Of COVID and construction

Those efficiencies notwithstanding, he acknowledges the university isn’t immune to construction industry realities. Even before COVID-19 disrupted projects, they were enduring a skilled-labor shortage that was pushing up costs. While the construction market now seems strong, it’s still reactive in the sense that project design precedes ground breaking. Design professionals now seeing a tightening up of projects moving forward, and Dourlein suspects that could mean longer delays and perhaps fewer projects getting to construction for the immediate future—and greater cost volatility.

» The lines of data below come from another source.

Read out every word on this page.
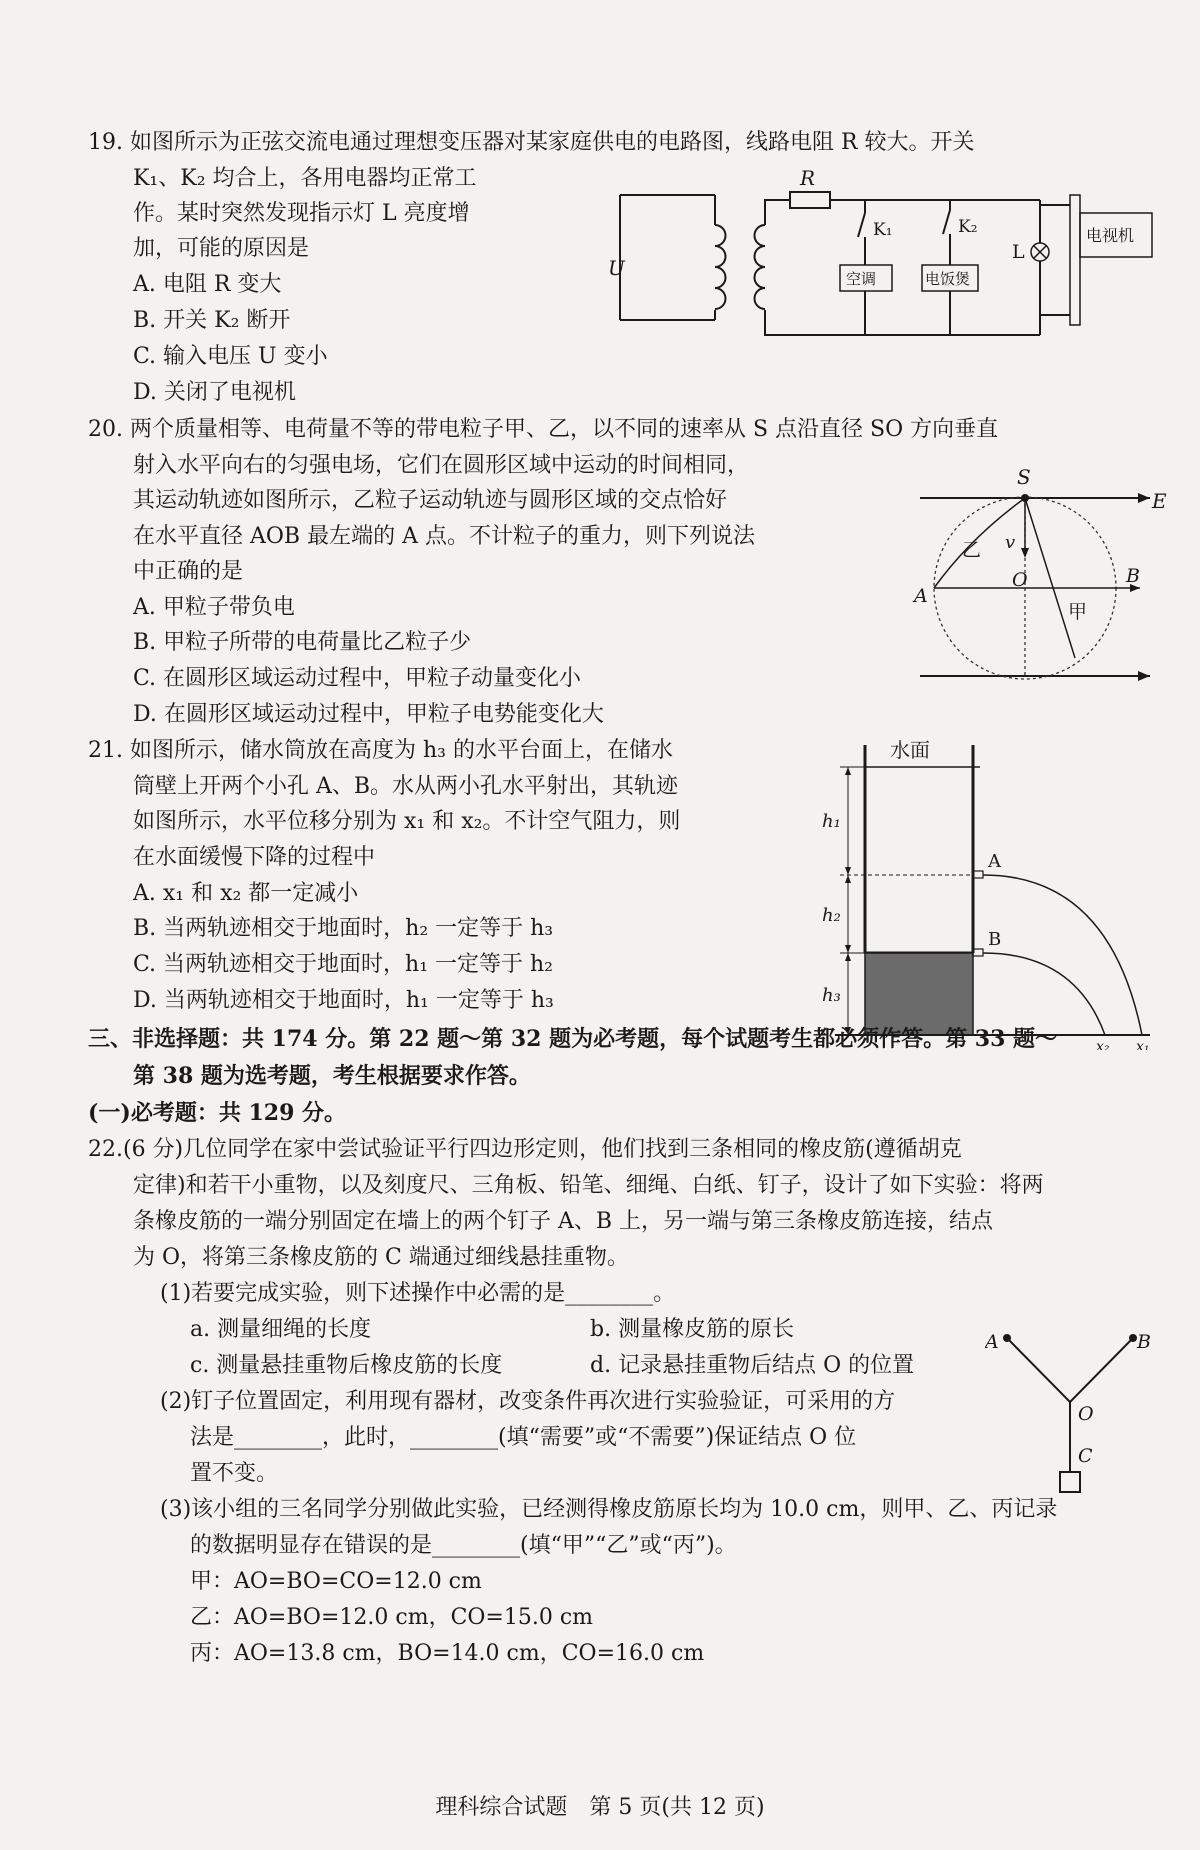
19. 如图所示为正弦交流电通过理想变压器对某家庭供电的电路图，线路电阻 R 较大。开关
K₁、K₂ 均合上，各用电器均正常工
作。某时突然发现指示灯 L 亮度增
加，可能的原因是
A. 电阻 R 变大
B. 开关 K₂ 断开
C. 输入电压 U 变小
D. 关闭了电视机
U
R
K₁
空调
K₂
电饭煲
L
电视机
20. 两个质量相等、电荷量不等的带电粒子甲、乙，以不同的速率从 S 点沿直径 SO 方向垂直
射入水平向右的匀强电场，它们在圆形区域中运动的时间相同，
其运动轨迹如图所示，乙粒子运动轨迹与圆形区域的交点恰好
在水平直径 AOB 最左端的 A 点。不计粒子的重力，则下列说法
中正确的是
A. 甲粒子带负电
B. 甲粒子所带的电荷量比乙粒子少
C. 在圆形区域运动过程中，甲粒子动量变化小
D. 在圆形区域运动过程中，甲粒子电势能变化大
S
E
乙 v
A
O	B
甲
21. 如图所示，储水筒放在高度为 h₃ 的水平台面上，在储水
筒壁上开两个小孔 A、B。水从两小孔水平射出，其轨迹
如图所示，水平位移分别为 x₁ 和 x₂。不计空气阻力，则
在水面缓慢下降的过程中
A. x₁ 和 x₂ 都一定减小
B. 当两轨迹相交于地面时，h₂ 一定等于 h₃
C. 当两轨迹相交于地面时，h₁ 一定等于 h₂
D. 当两轨迹相交于地面时，h₁ 一定等于 h₃
水面
h₁
h₂
h₃
A
B
x₂ x₁
三、非选择题：共 174 分。第 22 题～第 32 题为必考题，每个试题考生都必须作答。第 33 题～
第 38 题为选考题，考生根据要求作答。
(一)必考题：共 129 分。
22.(6 分)几位同学在家中尝试验证平行四边形定则，他们找到三条相同的橡皮筋(遵循胡克
定律)和若干小重物，以及刻度尺、三角板、铅笔、细绳、白纸、钉子，设计了如下实验：将两
条橡皮筋的一端分别固定在墙上的两个钉子 A、B 上，另一端与第三条橡皮筋连接，结点
为 O，将第三条橡皮筋的 C 端通过细线悬挂重物。
(1)若要完成实验，则下述操作中必需的是________。
a. 测量细绳的长度	b. 测量橡皮筋的原长
c. 测量悬挂重物后橡皮筋的长度	d. 记录悬挂重物后结点 O 的位置
(2)钉子位置固定，利用现有器材，改变条件再次进行实验验证，可采用的方
法是________，此时，________(填“需要”或“不需要”)保证结点 O 位
置不变。
(3)该小组的三名同学分别做此实验，已经测得橡皮筋原长均为 10.0 cm，则甲、乙、丙记录
的数据明显存在错误的是________(填“甲”“乙”或“丙”)。
甲：AO=BO=CO=12.0 cm
乙：AO=BO=12.0 cm，CO=15.0 cm
丙：AO=13.8 cm，BO=14.0 cm，CO=16.0 cm
A	B
O
C
理科综合试题　第 5 页(共 12 页)
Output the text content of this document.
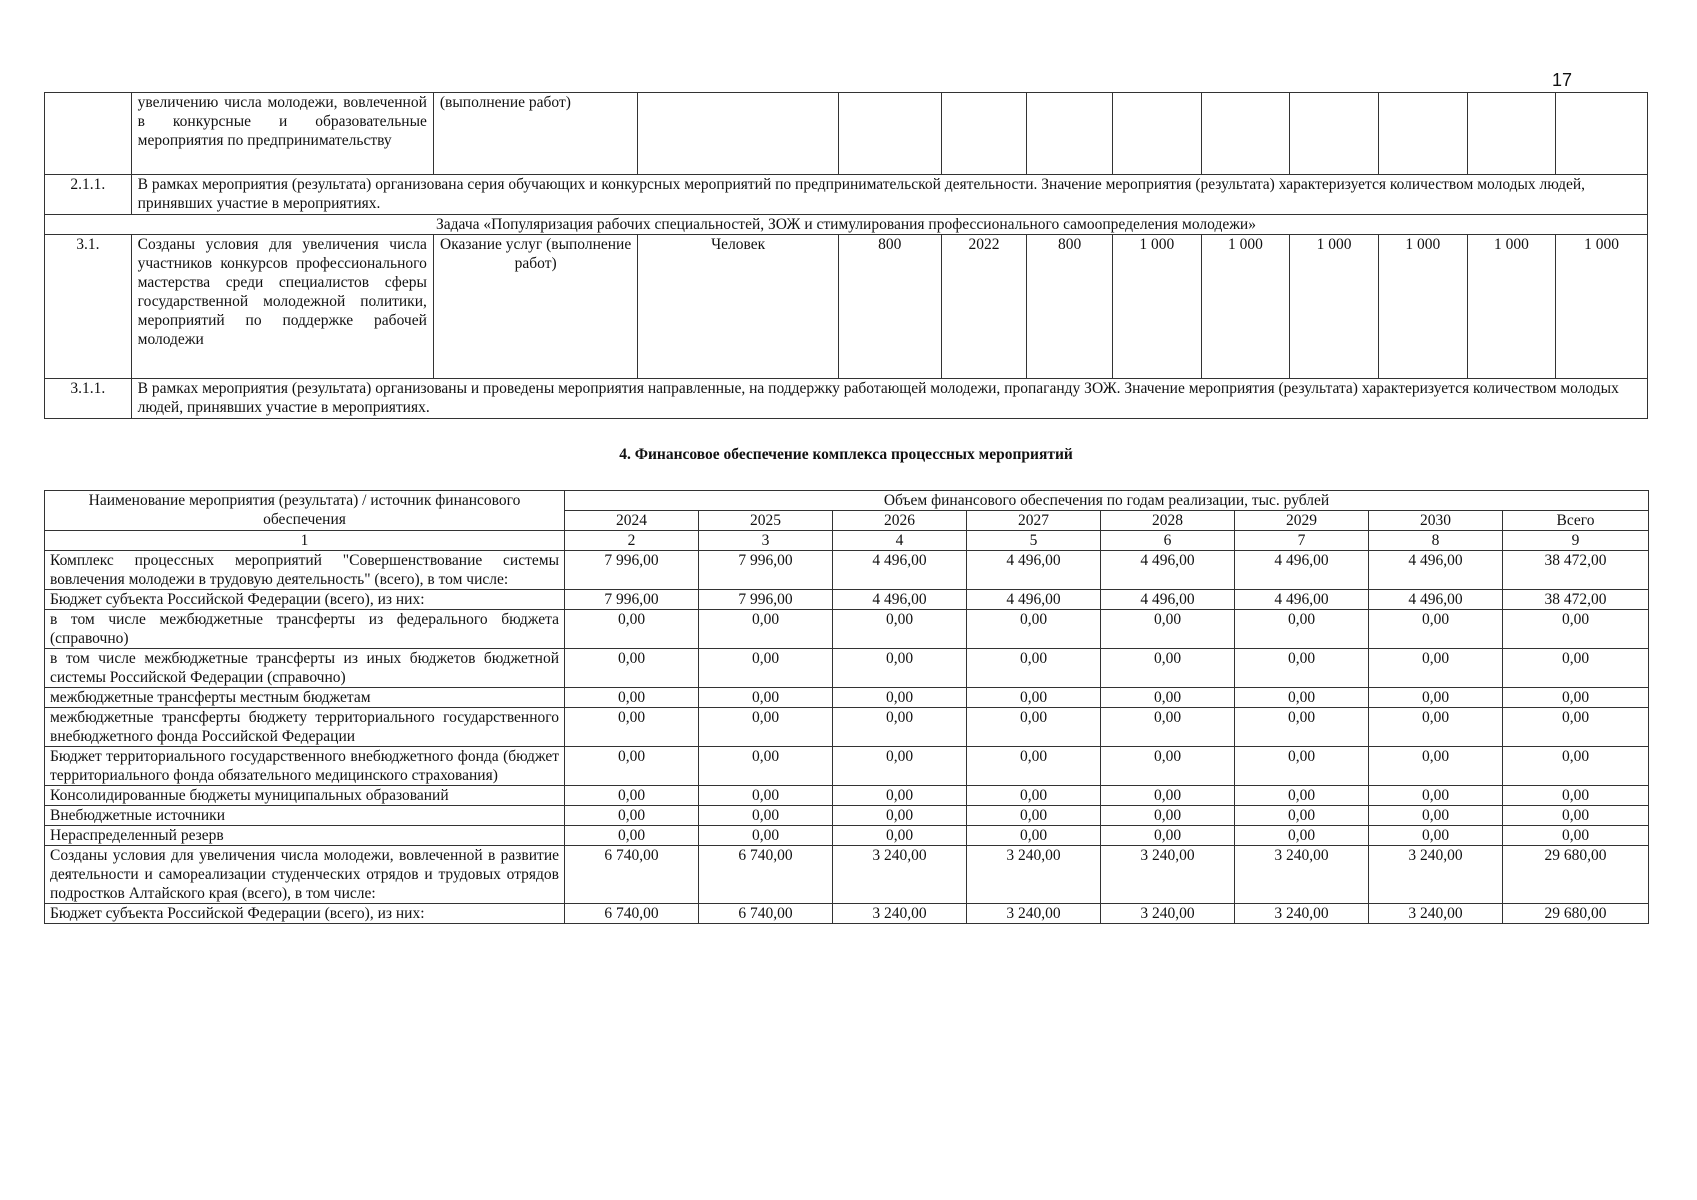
17
	увеличению числа молодежи, вовлеченной в конкурсные и образовательные мероприятия по предпринимательству	(выполнение работ)										
2.1.1.	В рамках мероприятия (результата) организована серия обучающих и конкурсных мероприятий по предпринимательской деятельности. Значение мероприятия (результата) характеризуется количеством молодых людей, принявших участие в мероприятиях.											
Задача «Популяризация рабочих специальностей, ЗОЖ и стимулирования профессионального самоопределения молодежи»												
3.1.	Созданы условия для увеличения числа участников конкурсов профессионального мастерства среди специалистов сферы государственной молодежной политики, мероприятий по поддержке рабочей молодежи	Оказание услуг (выполнение работ)	Человек	800	2022	800	1 000	1 000	1 000	1 000	1 000	1 000
3.1.1.	В рамках мероприятия (результата) организованы и проведены мероприятия направленные, на поддержку работающей молодежи, пропаганду ЗОЖ. Значение мероприятия (результата) характеризуется количеством молодых людей, принявших участие в мероприятиях.											
4. Финансовое обеспечение комплекса процессных мероприятий
Наименование мероприятия (результата) / источник финансового обеспечения	Объем финансового обеспечения по годам реализации, тыс. рублей							
	2024	2025	2026	2027	2028	2029	2030	Всего
1	2	3	4	5	6	7	8	9
Комплекс процессных мероприятий "Совершенствование системы вовлечения молодежи в трудовую деятельность" (всего), в том числе:	7 996,00	7 996,00	4 496,00	4 496,00	4 496,00	4 496,00	4 496,00	38 472,00
Бюджет субъекта Российской Федерации (всего), из них:	7 996,00	7 996,00	4 496,00	4 496,00	4 496,00	4 496,00	4 496,00	38 472,00
в том числе межбюджетные трансферты из федерального бюджета (справочно)	0,00	0,00	0,00	0,00	0,00	0,00	0,00	0,00
в том числе межбюджетные трансферты из иных бюджетов бюджетной системы Российской Федерации (справочно)	0,00	0,00	0,00	0,00	0,00	0,00	0,00	0,00
межбюджетные трансферты местным бюджетам	0,00	0,00	0,00	0,00	0,00	0,00	0,00	0,00
межбюджетные трансферты бюджету территориального государственного внебюджетного фонда Российской Федерации	0,00	0,00	0,00	0,00	0,00	0,00	0,00	0,00
Бюджет территориального государственного внебюджетного фонда (бюджет территориального фонда обязательного медицинского страхования)	0,00	0,00	0,00	0,00	0,00	0,00	0,00	0,00
Консолидированные бюджеты муниципальных образований	0,00	0,00	0,00	0,00	0,00	0,00	0,00	0,00
Внебюджетные источники	0,00	0,00	0,00	0,00	0,00	0,00	0,00	0,00
Нераспределенный резерв	0,00	0,00	0,00	0,00	0,00	0,00	0,00	0,00
Созданы условия для увеличения числа молодежи, вовлеченной в развитие деятельности и самореализации студенческих отрядов и трудовых отрядов подростков Алтайского края (всего), в том числе:	6 740,00	6 740,00	3 240,00	3 240,00	3 240,00	3 240,00	3 240,00	29 680,00
Бюджет субъекта Российской Федерации (всего), из них:	6 740,00	6 740,00	3 240,00	3 240,00	3 240,00	3 240,00	3 240,00	29 680,00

Peter Dourlein – University of Arizona

But he intends for his team to keep the school’s projects moving forward and, as summer neared fall, was also hoping for some semblance of normalcy as the university—and practically every other higher-education institution—deals with the pandemic.

“The university experience should be about learning as much outside the classroom as inside,” he says. “It’s so beneficial to meet people from different cultures, different backgrounds and who speak different languages. It’s not about being sequestered in a single program.”

That said, four teaching methods are being fine-tuned: face-to-face, online live, online recorded and hybrid. The last three could be especially challenging for those science-oriented students whom his team has so focused on. There’ll have to be some way to get them back to the labs.

Peter Dourlein – University of Arizona

Student Rec Center Expansion

And how he can empathize with today’s students.

Himself an architectural alumnus, Dourlein has been with his alma mater since 1991, returning after a decade of running his own firm, Bright Dourlein Architects Inc. Starting off as a senior architect, Dourlein was soon promoted and in time earned his current position, and after nearly three decades on the job, retains his passion.

“This is a living, breathing university and I’m proud to be an alum,” he says. “I work with awesome people, and we stand on the shoulders of people who came before us. We’re stewards for a period of time. What we do today has implications for many years down the road. We’re not just about working with bricks and mortar. We’re people first.”